As described above, according to the present invention,
Since the reflective mask is inspected with the same X-ray as the exposure light at the time of the reduced projection exposure, the contrast between the high reflectance portion and the low reflectance portion on the reflective mask becomes high, and the defect can be effectively detected. Further, since X-rays having a wavelength extremely shorter than that of visible light or ultraviolet rays are used, it is possible to detect with high resolution, which was impossible in the past, and it is also possible to detect fine defects with a fine pattern. . In the present invention, three different optical systems can be used as the X-ray imaging optical system, but each of them has advantages and disadvantages, so it is desirable to select them according to the application. When the oblique incidence mirror is used, the resolution is not so high and the field of view is narrow, but the reflectance is high and the X-rays in a wide wavelength range are reflected. Therefore, the utilization efficiency of the X-rays in the above three optical systems is high. Is the highest. Therefore, the time required for the inspection can be shortened. When the zone plate is used, the field of view is narrow and the utilization efficiency of X-rays is low. Further, since there is chromatic aberration, it is necessary to make the X-ray monochromatic, but the resolution is highest among the above three optical systems. Therefore, it is suitable for detecting very fine defects. When a multilayer film mirror is used, both resolution and X-ray utilization efficiency are intermediate between the grazing incidence mirror and the zone plate, but the widest field of view among the above three optical systems can be taken. If the field of view is wide, the entire surface of the reflective mask can be scanned a small number of times, so that the inspection time can be shortened. Further, since the multilayer mirror optical system has a high degree of freedom in design, it is possible to balance the resolution and the time required for the inspection. As described above, since the three types of X-ray optical systems have different characteristics, it is advisable to simultaneously provide a plurality of the above-mentioned optical systems in one X-ray mask inspection apparatus so as to complement each other. If so, the overall performance of the inspection device can be further improved.

[Brief description of drawings]

FIG. 1 is a diagram illustrating the principle of an X-ray mask inspection apparatus according to the present invention.

FIG. 2 is a schematic diagram of an X-ray mask inspection apparatus using a Walter mirror according to the first embodiment of the present invention.

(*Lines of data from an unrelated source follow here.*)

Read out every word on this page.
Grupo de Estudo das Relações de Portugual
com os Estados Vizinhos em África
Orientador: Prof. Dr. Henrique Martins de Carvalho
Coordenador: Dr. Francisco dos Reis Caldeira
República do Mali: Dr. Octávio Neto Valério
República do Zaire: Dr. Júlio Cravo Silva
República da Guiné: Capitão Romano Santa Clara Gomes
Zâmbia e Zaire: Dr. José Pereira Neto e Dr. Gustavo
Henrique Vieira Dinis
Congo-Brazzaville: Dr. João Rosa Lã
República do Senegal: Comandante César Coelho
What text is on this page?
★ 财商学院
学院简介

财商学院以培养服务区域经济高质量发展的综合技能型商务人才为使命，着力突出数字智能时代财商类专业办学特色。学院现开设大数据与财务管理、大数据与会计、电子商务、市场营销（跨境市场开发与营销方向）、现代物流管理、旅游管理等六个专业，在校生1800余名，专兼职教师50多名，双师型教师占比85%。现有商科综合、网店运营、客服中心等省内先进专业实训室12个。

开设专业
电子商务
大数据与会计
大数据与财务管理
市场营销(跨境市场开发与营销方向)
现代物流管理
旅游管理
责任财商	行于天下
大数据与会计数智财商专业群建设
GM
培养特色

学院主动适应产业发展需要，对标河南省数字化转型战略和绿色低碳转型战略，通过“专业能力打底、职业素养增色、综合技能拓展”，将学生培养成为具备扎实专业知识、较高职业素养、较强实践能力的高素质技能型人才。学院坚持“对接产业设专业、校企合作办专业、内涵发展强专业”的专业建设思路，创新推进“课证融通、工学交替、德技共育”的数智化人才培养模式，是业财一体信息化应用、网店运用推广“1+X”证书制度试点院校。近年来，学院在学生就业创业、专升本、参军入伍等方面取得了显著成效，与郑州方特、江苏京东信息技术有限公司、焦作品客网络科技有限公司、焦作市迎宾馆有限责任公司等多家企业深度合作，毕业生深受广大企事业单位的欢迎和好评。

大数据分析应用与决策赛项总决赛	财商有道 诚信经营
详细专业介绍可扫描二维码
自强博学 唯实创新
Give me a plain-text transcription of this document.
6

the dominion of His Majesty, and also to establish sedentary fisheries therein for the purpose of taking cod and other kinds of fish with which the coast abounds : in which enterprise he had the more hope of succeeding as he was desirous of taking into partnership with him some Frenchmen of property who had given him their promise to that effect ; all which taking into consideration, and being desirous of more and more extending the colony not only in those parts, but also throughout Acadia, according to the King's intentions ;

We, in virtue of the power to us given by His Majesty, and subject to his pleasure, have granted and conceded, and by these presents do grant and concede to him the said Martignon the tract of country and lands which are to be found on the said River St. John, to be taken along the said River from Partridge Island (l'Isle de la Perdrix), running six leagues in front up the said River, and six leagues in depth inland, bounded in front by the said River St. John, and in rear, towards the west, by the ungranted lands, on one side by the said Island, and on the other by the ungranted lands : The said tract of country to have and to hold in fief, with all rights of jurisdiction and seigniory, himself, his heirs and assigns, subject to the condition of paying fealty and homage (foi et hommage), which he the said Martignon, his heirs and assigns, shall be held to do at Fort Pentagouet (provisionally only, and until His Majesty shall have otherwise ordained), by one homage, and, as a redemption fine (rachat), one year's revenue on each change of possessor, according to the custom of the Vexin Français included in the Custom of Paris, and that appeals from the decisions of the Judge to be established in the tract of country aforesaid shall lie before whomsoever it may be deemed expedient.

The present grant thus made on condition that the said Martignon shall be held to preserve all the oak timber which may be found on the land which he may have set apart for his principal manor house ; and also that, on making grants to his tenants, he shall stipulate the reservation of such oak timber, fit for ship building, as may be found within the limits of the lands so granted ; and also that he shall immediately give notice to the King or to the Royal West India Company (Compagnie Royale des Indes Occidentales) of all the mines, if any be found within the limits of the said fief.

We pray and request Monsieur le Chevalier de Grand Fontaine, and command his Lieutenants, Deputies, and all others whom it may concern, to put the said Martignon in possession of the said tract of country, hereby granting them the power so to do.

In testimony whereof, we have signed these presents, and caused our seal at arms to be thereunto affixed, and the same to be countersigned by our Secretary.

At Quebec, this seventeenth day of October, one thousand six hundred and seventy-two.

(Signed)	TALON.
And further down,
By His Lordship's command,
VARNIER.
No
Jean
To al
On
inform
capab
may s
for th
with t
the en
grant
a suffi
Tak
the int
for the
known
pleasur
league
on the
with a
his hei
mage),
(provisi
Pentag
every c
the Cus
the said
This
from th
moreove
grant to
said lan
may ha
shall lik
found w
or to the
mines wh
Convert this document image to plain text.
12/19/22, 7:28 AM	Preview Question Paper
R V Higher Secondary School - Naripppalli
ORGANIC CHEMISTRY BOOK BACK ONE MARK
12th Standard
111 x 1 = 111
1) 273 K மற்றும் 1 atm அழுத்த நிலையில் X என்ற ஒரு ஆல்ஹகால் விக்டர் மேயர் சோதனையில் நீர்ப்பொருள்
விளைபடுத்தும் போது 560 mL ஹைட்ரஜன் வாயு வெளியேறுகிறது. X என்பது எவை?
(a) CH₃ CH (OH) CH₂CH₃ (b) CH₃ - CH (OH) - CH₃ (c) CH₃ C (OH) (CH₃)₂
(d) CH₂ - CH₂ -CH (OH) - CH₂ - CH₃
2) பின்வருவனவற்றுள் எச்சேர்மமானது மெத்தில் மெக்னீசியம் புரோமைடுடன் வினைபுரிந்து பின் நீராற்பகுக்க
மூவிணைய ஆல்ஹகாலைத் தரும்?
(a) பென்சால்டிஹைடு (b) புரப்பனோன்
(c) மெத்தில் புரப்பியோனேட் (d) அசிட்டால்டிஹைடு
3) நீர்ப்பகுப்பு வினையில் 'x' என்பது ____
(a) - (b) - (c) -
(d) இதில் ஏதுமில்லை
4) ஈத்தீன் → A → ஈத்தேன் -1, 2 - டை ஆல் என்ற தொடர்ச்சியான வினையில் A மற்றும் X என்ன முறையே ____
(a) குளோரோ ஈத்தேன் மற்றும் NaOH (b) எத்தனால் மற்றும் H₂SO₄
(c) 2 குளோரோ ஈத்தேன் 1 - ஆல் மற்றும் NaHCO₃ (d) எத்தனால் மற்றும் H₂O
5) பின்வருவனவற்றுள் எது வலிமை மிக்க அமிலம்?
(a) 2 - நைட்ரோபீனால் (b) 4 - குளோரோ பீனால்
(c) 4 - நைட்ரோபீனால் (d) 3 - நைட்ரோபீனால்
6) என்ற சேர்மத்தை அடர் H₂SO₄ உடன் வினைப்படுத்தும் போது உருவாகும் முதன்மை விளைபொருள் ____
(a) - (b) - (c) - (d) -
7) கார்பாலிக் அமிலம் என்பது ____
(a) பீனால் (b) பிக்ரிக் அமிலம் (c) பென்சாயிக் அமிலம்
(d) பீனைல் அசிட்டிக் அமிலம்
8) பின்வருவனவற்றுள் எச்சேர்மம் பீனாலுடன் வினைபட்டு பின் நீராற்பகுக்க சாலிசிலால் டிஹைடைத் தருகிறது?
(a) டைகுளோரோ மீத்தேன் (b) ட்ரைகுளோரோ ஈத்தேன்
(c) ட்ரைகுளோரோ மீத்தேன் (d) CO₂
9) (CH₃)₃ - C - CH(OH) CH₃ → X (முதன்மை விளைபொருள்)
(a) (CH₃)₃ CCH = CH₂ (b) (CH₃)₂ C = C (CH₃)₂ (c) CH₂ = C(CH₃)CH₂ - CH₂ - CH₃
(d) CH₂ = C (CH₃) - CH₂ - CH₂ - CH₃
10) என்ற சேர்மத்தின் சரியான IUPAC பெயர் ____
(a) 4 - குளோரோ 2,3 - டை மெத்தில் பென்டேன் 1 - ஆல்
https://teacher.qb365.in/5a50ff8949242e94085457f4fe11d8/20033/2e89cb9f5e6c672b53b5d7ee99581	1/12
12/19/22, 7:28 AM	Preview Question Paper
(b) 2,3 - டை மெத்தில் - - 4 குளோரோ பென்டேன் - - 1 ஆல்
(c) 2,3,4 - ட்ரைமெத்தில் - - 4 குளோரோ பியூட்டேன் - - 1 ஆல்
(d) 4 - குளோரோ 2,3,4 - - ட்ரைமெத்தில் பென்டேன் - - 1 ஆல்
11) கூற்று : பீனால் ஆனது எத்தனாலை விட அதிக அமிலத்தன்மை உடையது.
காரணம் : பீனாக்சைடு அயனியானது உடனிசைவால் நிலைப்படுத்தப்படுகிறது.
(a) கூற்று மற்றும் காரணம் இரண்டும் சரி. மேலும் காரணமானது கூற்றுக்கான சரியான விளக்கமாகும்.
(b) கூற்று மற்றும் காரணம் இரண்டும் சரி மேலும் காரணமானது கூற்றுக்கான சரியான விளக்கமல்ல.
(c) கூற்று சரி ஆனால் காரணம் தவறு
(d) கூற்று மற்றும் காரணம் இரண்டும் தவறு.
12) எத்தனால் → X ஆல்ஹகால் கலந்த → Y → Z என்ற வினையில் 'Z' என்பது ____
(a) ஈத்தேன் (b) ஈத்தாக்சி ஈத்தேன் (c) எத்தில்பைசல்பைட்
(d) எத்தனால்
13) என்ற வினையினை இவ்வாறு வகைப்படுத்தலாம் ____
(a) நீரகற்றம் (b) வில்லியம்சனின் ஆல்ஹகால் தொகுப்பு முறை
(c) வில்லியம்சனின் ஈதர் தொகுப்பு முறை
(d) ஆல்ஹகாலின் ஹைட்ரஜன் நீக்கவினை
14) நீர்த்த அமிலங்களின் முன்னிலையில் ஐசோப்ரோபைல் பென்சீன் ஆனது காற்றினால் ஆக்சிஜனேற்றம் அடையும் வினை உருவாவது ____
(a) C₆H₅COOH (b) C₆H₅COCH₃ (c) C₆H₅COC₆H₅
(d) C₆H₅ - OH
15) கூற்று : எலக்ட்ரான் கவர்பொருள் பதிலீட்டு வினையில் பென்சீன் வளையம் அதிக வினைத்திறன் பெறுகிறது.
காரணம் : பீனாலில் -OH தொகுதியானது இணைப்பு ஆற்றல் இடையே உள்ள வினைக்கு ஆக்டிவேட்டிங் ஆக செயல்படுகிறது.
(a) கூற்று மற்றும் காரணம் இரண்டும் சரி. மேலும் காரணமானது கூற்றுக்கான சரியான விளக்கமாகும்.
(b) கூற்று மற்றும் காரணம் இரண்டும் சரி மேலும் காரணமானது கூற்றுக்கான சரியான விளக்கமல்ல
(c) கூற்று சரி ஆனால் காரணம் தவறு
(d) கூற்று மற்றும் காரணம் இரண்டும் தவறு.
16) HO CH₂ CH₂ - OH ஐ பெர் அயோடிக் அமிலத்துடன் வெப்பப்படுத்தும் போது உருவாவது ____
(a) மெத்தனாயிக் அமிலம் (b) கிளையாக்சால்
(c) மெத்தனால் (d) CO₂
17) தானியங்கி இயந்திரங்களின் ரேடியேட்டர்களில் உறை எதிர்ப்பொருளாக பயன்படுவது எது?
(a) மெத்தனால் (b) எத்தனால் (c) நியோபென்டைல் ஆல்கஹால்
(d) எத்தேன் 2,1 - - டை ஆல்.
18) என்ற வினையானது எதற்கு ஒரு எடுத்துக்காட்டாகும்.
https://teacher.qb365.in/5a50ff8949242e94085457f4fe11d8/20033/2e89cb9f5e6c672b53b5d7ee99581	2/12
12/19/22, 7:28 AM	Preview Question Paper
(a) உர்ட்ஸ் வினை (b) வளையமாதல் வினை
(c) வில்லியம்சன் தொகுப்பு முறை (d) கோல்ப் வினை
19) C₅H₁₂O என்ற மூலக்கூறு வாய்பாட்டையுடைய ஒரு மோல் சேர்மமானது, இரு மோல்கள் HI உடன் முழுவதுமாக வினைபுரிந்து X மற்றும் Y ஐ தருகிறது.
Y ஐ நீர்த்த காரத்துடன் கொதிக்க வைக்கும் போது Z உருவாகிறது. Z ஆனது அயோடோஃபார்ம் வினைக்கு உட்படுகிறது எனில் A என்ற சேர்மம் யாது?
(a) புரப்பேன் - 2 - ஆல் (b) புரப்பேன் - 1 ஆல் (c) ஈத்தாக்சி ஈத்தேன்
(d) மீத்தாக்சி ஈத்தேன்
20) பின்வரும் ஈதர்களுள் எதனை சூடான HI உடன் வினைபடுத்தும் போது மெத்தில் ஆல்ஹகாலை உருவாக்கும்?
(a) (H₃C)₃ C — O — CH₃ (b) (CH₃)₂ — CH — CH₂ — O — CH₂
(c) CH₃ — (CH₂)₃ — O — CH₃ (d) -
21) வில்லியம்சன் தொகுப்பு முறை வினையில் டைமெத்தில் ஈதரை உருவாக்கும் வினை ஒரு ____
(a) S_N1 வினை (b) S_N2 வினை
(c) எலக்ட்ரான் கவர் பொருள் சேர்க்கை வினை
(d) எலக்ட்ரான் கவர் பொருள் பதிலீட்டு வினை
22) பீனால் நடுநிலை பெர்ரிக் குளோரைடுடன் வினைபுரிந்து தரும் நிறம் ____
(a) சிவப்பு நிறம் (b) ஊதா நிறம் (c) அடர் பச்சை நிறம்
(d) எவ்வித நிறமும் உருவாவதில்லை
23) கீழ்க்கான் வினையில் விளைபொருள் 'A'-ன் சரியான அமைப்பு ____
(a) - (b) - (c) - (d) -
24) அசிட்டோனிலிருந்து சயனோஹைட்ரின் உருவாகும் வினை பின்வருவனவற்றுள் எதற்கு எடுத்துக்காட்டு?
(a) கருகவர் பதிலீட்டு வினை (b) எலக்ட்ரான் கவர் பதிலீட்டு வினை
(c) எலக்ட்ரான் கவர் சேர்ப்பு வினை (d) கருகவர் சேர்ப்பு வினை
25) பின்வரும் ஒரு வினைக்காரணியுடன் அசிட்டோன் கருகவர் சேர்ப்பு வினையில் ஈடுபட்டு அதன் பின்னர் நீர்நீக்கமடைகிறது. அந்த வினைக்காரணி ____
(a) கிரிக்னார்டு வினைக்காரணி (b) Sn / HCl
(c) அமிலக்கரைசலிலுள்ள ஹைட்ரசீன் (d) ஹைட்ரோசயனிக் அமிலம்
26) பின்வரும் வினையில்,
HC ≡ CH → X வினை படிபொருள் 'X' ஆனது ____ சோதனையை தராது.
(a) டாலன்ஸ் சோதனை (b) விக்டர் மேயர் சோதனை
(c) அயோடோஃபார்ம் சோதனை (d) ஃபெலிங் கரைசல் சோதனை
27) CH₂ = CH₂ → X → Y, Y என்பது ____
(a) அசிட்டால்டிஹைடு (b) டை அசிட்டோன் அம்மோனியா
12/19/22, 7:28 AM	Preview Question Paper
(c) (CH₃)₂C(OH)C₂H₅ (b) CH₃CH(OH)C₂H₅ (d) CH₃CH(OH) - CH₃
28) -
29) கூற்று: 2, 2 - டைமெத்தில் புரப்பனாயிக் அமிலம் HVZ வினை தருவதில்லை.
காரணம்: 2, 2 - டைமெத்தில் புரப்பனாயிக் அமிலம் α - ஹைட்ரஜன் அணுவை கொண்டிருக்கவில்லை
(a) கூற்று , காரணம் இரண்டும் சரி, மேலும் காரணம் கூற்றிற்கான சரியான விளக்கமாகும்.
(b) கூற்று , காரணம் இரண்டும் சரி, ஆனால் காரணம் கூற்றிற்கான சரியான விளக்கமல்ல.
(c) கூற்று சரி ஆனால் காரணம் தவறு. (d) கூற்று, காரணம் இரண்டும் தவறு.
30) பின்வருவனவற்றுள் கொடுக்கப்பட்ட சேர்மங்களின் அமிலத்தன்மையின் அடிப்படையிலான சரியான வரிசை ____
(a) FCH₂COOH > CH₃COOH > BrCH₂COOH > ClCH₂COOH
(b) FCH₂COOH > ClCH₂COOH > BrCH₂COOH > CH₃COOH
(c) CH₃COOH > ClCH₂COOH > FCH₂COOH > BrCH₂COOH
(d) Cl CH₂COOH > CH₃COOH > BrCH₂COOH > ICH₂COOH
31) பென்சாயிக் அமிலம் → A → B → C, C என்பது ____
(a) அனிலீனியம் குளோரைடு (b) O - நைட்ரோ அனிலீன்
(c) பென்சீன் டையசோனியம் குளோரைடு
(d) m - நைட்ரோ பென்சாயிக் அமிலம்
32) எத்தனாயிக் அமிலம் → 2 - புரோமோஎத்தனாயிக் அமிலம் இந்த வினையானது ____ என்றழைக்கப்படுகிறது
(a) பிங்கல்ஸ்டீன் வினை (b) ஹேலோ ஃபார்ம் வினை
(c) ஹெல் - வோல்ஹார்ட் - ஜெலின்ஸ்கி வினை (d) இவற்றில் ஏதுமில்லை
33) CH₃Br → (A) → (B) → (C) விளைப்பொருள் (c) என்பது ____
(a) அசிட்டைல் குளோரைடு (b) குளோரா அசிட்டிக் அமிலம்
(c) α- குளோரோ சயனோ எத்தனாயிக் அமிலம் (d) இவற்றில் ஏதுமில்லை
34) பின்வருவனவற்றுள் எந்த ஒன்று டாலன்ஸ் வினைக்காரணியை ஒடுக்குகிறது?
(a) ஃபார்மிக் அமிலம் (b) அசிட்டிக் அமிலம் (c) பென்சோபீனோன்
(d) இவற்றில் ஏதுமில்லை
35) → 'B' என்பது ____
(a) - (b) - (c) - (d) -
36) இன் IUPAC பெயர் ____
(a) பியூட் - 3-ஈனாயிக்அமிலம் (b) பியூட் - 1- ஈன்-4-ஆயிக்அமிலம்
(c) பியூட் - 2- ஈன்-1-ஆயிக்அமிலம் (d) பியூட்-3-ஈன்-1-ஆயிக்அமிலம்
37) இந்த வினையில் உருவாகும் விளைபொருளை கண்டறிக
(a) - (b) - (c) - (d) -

FIG. 3 is a schematic diagram of an X-ray mask inspection apparatus using a zone plate that is a second embodiment of the present invention.

FIG. 4 is a schematic diagram of an X-ray mask inspection apparatus using a Schwarzschild mirror, which is a third embodiment of the present invention.

[Explanation of symbols]

 1, 10 Reflective X-ray Mask 2 X-ray Irradiation Means 3 Scanning Means 4 X-ray Optical System 5 Detecting Means 20 Emitted Light 21 Laser Plasma X-ray Source 22 Toroidal Mirror 23 Spheroidal Multilayer Mirror 24 Beryllium Filter 30 Stage 40 Walter mirror 41 Zone plate 42 Schwarzschild mirror 50 MCP 51 X-ray CCD

Claims (5)

[Claims] 1. An X-ray mask inspection apparatus for inspecting a defect of a reflective X-ray mask, comprising: an irradiation unit that irradiates the reflective X-ray mask with X-rays; X irradiated from the irradiation means
Scanning means for relatively moving in a direction intersecting the line, and X for forming an image of the X-ray reflected on the reflective X-ray mask
An X-ray mask inspection apparatus comprising: a line optical system; and a detection unit that detects an X-ray image formed by the X-ray optical system. 2. The X-ray mask inspection apparatus according to claim 1, wherein the X-ray optical system is an oblique incidence mirror. 3. The X-ray mask inspection apparatus according to claim 1, wherein the X-ray optical system is composed of a zone plate. 4. The X-ray mask inspection apparatus according to claim 1, wherein the X-ray optical system is composed of a multilayer mirror. 5. The X-ray mask inspection apparatus according to claim 4, wherein the multilayer film mirror is a Schwarzschild mirror.